Title:Targeting and Modulation of the Natriuretic Peptide System in Covid-19:
A Single or Double-Edged Effect?
Volume: 23
Issue: 5
Author(s): Hayder M. Al-kuraishy, Ali I. Al-Gareeb, Athanasios Alexiou*Gaber El-Saber Batiha*
Affiliation:
- Department of Science and Engineering, Novel Global Community Educational Foundation, Hebersham, Australia
- AFNP Med Austria, Wien, Austria
- Department of Pharmacology and Therapeutics, Faculty of Veterinary Medicine,
Damanhour University, Damanhour 22511, AlBeheira, Egypt
Keywords:
Covid-19, sacubitril, neprilysin, natriuretic peptide system, anti-inflammatory effects, acute lung injury, respiratory distress syndrome.
Abstract:
Natriuretic peptide system (NPS) is a group of peptide hormones or paracrine factors, including
atrial natriuretic peptide (ANP), brain natriuretic peptide (BNP), and natriuretic peptide precursor
C (NPC), that are structurally related. The physiological effects of NPS include natriuresis, increased
glomerular filtration rate, inhibition release of renin, vasopressin, and aldosterone, sympathetic
inhibition, vasodilatations, and prevents cardiac hypertrophy and remodeling. ANP has immunological
effects, as it is produced locally from immune cells; it regulates innate and adaptive immune responses.

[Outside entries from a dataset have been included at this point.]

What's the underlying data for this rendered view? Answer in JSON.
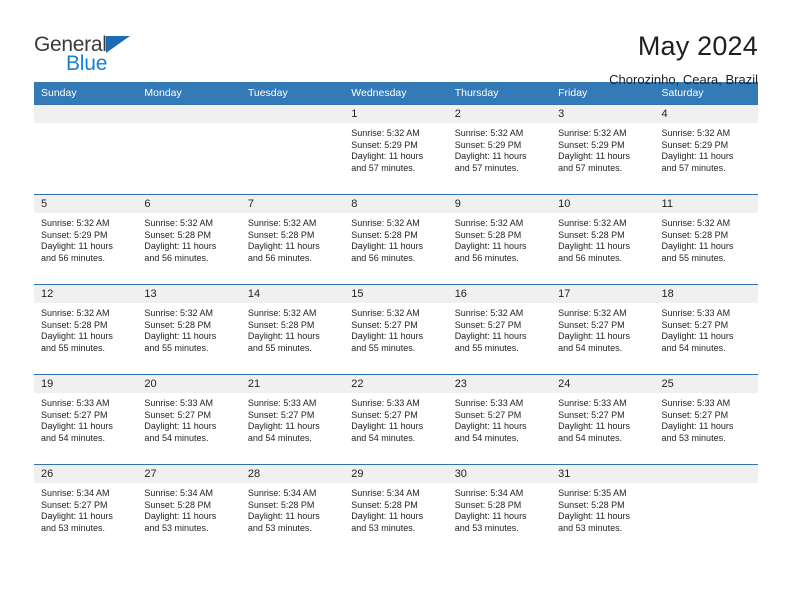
{
  "logo": {
    "part1": "General",
    "part2": "Blue",
    "triangle_color": "#1d6cb3",
    "blue_color": "#1b7fd4"
  },
  "header": {
    "title": "May 2024",
    "subtitle": "Chorozinho, Ceara, Brazil"
  },
  "theme": {
    "header_bg": "#337ab7",
    "daynum_bg": "#f0f0f0",
    "row_border": "#2f74b0"
  },
  "weekday_headers": [
    "Sunday",
    "Monday",
    "Tuesday",
    "Wednesday",
    "Thursday",
    "Friday",
    "Saturday"
  ],
  "weeks": [
    [
      {
        "day": ""
      },
      {
        "day": ""
      },
      {
        "day": ""
      },
      {
        "day": "1",
        "sunrise": "Sunrise: 5:32 AM",
        "sunset": "Sunset: 5:29 PM",
        "daylight1": "Daylight: 11 hours",
        "daylight2": "and 57 minutes."
      },
      {
        "day": "2",
        "sunrise": "Sunrise: 5:32 AM",
        "sunset": "Sunset: 5:29 PM",
        "daylight1": "Daylight: 11 hours",
        "daylight2": "and 57 minutes."
      },
      {
        "day": "3",
        "sunrise": "Sunrise: 5:32 AM",
        "sunset": "Sunset: 5:29 PM",
        "daylight1": "Daylight: 11 hours",
        "daylight2": "and 57 minutes."
      },
      {
        "day": "4",
        "sunrise": "Sunrise: 5:32 AM",
        "sunset": "Sunset: 5:29 PM",
        "daylight1": "Daylight: 11 hours",
        "daylight2": "and 57 minutes."
      }
    ],
    [
      {
        "day": "5",
        "sunrise": "Sunrise: 5:32 AM",
        "sunset": "Sunset: 5:29 PM",
        "daylight1": "Daylight: 11 hours",
        "daylight2": "and 56 minutes."
      },
      {
        "day": "6",
        "sunrise": "Sunrise: 5:32 AM",
        "sunset": "Sunset: 5:28 PM",
        "daylight1": "Daylight: 11 hours",
        "daylight2": "and 56 minutes."
      },
      {
        "day": "7",
        "sunrise": "Sunrise: 5:32 AM",
        "sunset": "Sunset: 5:28 PM",
        "daylight1": "Daylight: 11 hours",
        "daylight2": "and 56 minutes."
      },
      {
        "day": "8",
        "sunrise": "Sunrise: 5:32 AM",
        "sunset": "Sunset: 5:28 PM",
        "daylight1": "Daylight: 11 hours",
        "daylight2": "and 56 minutes."
      },
      {
        "day": "9",
        "sunrise": "Sunrise: 5:32 AM",
        "sunset": "Sunset: 5:28 PM",
        "daylight1": "Daylight: 11 hours",
        "daylight2": "and 56 minutes."
      },
      {
        "day": "10",
        "sunrise": "Sunrise: 5:32 AM",
        "sunset": "Sunset: 5:28 PM",
        "daylight1": "Daylight: 11 hours",
        "daylight2": "and 56 minutes."
      },
      {
        "day": "11",
        "sunrise": "Sunrise: 5:32 AM",
        "sunset": "Sunset: 5:28 PM",
        "daylight1": "Daylight: 11 hours",
        "daylight2": "and 55 minutes."
      }
    ],
    [
      {
        "day": "12",
        "sunrise": "Sunrise: 5:32 AM",
        "sunset": "Sunset: 5:28 PM",
        "daylight1": "Daylight: 11 hours",
        "daylight2": "and 55 minutes."
      },
      {
        "day": "13",
        "sunrise": "Sunrise: 5:32 AM",
        "sunset": "Sunset: 5:28 PM",
        "daylight1": "Daylight: 11 hours",
        "daylight2": "and 55 minutes."
      },
      {
        "day": "14",
        "sunrise": "Sunrise: 5:32 AM",
        "sunset": "Sunset: 5:28 PM",
        "daylight1": "Daylight: 11 hours",
        "daylight2": "and 55 minutes."
      },
      {
        "day": "15",
        "sunrise": "Sunrise: 5:32 AM",
        "sunset": "Sunset: 5:27 PM",
        "daylight1": "Daylight: 11 hours",
        "daylight2": "and 55 minutes."
      },
      {
        "day": "16",
        "sunrise": "Sunrise: 5:32 AM",
        "sunset": "Sunset: 5:27 PM",
        "daylight1": "Daylight: 11 hours",
        "daylight2": "and 55 minutes."
      },
      {
        "day": "17",
        "sunrise": "Sunrise: 5:32 AM",
        "sunset": "Sunset: 5:27 PM",
        "daylight1": "Daylight: 11 hours",
        "daylight2": "and 54 minutes."
      },
      {
        "day": "18",
        "sunrise": "Sunrise: 5:33 AM",
        "sunset": "Sunset: 5:27 PM",
        "daylight1": "Daylight: 11 hours",
        "daylight2": "and 54 minutes."
      }
    ],
    [
      {
        "day": "19",
        "sunrise": "Sunrise: 5:33 AM",
        "sunset": "Sunset: 5:27 PM",
        "daylight1": "Daylight: 11 hours",
        "daylight2": "and 54 minutes."
      },
      {
        "day": "20",
        "sunrise": "Sunrise: 5:33 AM",
        "sunset": "Sunset: 5:27 PM",
        "daylight1": "Daylight: 11 hours",
        "daylight2": "and 54 minutes."
      },
      {
        "day": "21",
        "sunrise": "Sunrise: 5:33 AM",
        "sunset": "Sunset: 5:27 PM",
        "daylight1": "Daylight: 11 hours",
        "daylight2": "and 54 minutes."
      },
      {
        "day": "22",
        "sunrise": "Sunrise: 5:33 AM",
        "sunset": "Sunset: 5:27 PM",
        "daylight1": "Daylight: 11 hours",
        "daylight2": "and 54 minutes."
      },
      {
        "day": "23",
        "sunrise": "Sunrise: 5:33 AM",
        "sunset": "Sunset: 5:27 PM",
        "daylight1": "Daylight: 11 hours",
        "daylight2": "and 54 minutes."
      },
      {
        "day": "24",
        "sunrise": "Sunrise: 5:33 AM",
        "sunset": "Sunset: 5:27 PM",
        "daylight1": "Daylight: 11 hours",
        "daylight2": "and 54 minutes."
      },
      {
        "day": "25",
        "sunrise": "Sunrise: 5:33 AM",
        "sunset": "Sunset: 5:27 PM",
        "daylight1": "Daylight: 11 hours",
        "daylight2": "and 53 minutes."
      }
    ],
    [
      {
        "day": "26",
        "sunrise": "Sunrise: 5:34 AM",
        "sunset": "Sunset: 5:27 PM",
        "daylight1": "Daylight: 11 hours",
        "daylight2": "and 53 minutes."
      },
      {
        "day": "27",
        "sunrise": "Sunrise: 5:34 AM",
        "sunset": "Sunset: 5:28 PM",
        "daylight1": "Daylight: 11 hours",
        "daylight2": "and 53 minutes."
      },
      {
        "day": "28",
        "sunrise": "Sunrise: 5:34 AM",
        "sunset": "Sunset: 5:28 PM",
        "daylight1": "Daylight: 11 hours",
        "daylight2": "and 53 minutes."
      },
      {
        "day": "29",
        "sunrise": "Sunrise: 5:34 AM",
        "sunset": "Sunset: 5:28 PM",
        "daylight1": "Daylight: 11 hours",
        "daylight2": "and 53 minutes."
      },
      {
        "day": "30",
        "sunrise": "Sunrise: 5:34 AM",
        "sunset": "Sunset: 5:28 PM",
        "daylight1": "Daylight: 11 hours",
        "daylight2": "and 53 minutes."
      },
      {
        "day": "31",
        "sunrise": "Sunrise: 5:35 AM",
        "sunset": "Sunset: 5:28 PM",
        "daylight1": "Daylight: 11 hours",
        "daylight2": "and 53 minutes."
      },
      {
        "day": ""
      }
    ]
  ]
}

Metabolism and degradation of ANP are achieved by neutral endopeptidase (NEP), also known as
neprilysin. Coronavirus disease 2019 (Covid-19) pandemic may lead to acute lung injury (ALI) and/or
respiratory distress syndrome (ARDS). The underlying causes of inflammatory and immunological
disorders in patients with severe Covid-19 are connected to the immune over-stimulation with the subsequent
release of pro-inflammatory cytokines. Covid-19 severity is linked with high ANP serum levels
regardless of acute cardiac injury. Inflammatory stimuli appear to be linked with the release of NPs,
which anti-inflammatory effects prevent the development of ALI/ARDS in Covid-19. Therefore, neprilysin
inhibitors like sacubitril increase endogenous NPs and may reduce the risk of ALI in Covid-19
due to the potentiation of endogenous anti-inflammatory effects of NPs. However, sacubitril increases
gastrin-releasing peptide, cathepsin G and release of pro-inflammatory cytokines that are inactivated by
neprilysin.
In conclusion, NPs and neprilysin have cardio-pulmonary protective effects against Covid-19-induced
ALI/ARDS. Neprilysin inhibitor sacubitril has dual protective and harmful effects regarding metabolizing
vasoactive peptides by neprilysin. These findings require potential reevaluation of the effect of
neprilysin inhibitors in managing Covid-19.